En otra forma de protesta que a muchos
medios no les interesa mostrar, miles de personas se han echado al
asfalto a caminar juntos por el futuro de su región, de toda la
provincia. Al llegar a León los mineros de La Robla, uno de ellos no
podía contener la emoción y las lágrimas, tal y como muestra el
vídeo publicado en Leonoticias.com
Buscad las imágenes y vedlas. Ahora,
paraos a pensar en ese hombre, José Manuel. Cómo tienen que estas
las cosas para que un hombre hecho y derecho que ha trabajado durante
décadas bajo tierra rompa en llanto frente a sus compañeros de
profesión encerrados, mientras en la plaza entonan su himno a la
patrona, Santa Bárbara.
Pensad cómo cada día que pasa la
situación es más insostenible. Nadie ofrece una alternativa
mientras los políticos esgrimen sus argumentos de que no hay dinero,
a pesar de un rescate (ay, perdón, fondo de ayuda o cómo narices lo
llame Rajoy) de cien mil millones de euros servirán para sanear unos
fondos bancarios que siguen a manos de quien ya los llevó a la ruina
un día.
Reflexionad acerca de que la partida
presupuestaria para hijos de mineros ha pasado de algo más de 50
millones a apenas 2. ¿Cuántos tendremos que terminar nuestros
estudios a duras penas? ¿Cuántos se quedarán sin poder empezar una
carrera?
Más grave aún. El dinero que debería
destinarse a seguridad minera desaparece de los presupuestos. Si José
Manuel derramaba hoy lágrimas por el futuro de su profesión,
¿cuántas no habrá llorado por compañeros que la mina decidió no
dejar volver a ver la luz del sol un buen día? ¿Vamos a tener que
lamentar más muertes aún debido a unos tijeretazos al azar que
dejan impunes a instituciones como la Casa Real?

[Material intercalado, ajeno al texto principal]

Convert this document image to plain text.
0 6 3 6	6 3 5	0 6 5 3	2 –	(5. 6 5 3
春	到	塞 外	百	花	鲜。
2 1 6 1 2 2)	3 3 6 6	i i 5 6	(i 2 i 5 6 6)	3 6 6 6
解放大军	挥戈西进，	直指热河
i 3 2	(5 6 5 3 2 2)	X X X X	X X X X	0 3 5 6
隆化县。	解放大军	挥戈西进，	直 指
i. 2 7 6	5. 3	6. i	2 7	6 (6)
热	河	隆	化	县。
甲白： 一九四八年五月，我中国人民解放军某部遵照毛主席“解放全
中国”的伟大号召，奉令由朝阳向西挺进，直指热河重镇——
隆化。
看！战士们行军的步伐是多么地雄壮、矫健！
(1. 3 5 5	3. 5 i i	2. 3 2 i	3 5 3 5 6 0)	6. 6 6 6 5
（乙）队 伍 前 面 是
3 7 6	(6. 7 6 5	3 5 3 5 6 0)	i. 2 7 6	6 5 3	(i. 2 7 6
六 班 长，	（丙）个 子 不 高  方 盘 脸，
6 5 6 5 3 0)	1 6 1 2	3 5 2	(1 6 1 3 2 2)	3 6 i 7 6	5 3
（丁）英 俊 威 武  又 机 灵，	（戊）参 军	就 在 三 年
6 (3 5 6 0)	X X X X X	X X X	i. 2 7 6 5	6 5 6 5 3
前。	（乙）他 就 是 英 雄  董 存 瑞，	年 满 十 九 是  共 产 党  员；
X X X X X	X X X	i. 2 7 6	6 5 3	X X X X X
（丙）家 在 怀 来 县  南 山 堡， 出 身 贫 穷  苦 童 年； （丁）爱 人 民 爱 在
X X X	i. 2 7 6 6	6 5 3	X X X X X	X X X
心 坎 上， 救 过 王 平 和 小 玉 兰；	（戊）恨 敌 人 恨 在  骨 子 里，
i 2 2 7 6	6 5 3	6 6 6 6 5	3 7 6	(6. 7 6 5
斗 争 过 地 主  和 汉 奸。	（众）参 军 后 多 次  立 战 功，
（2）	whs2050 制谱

Ser minero no es un trabajo como otro
cualquiera. Su jornada laboral supone permanecer a kilómetros bajo
tierra, respirando un aire viciado, acumulando carbón en sus
pulmones, volviendo negra su sangre. Sienten el peso del mundo sobre ellos, mientras sacan a
la superficie el mineral que les permite dar de comer a su familia,
además de calentar su hogar en el duro invierno de la montaña.
Sí, es cierto que se prejubilan entre
los 40 y pocos y los 50 años. Sus condiciones físicas no les
permitirían continuar bajando al pozo pasada esa edad. No llevan a
sus espaldas horas de oficina, sino compañeros que perdieron la vida
por un error de seguridad, de cálculo, de mala suerte. Sus familias,
en sus casas, se ponen en lo peor si alguien, a deshora, llama a la
puerta. Se encoge el corazón si durante la jornada laboral del
minero es uno de sus camaradas quien está al otro lado del quicio de
la puerta. A veces es solo un susto, un accidente. Otras no hay tanta
suerte.
Aún así, luchan por ese, su único
modo de vida, por la única labor que conocen, por poder seguir
llevando el pan de cada día a sus hogares y proporcionar un futuro a
sus descendientes.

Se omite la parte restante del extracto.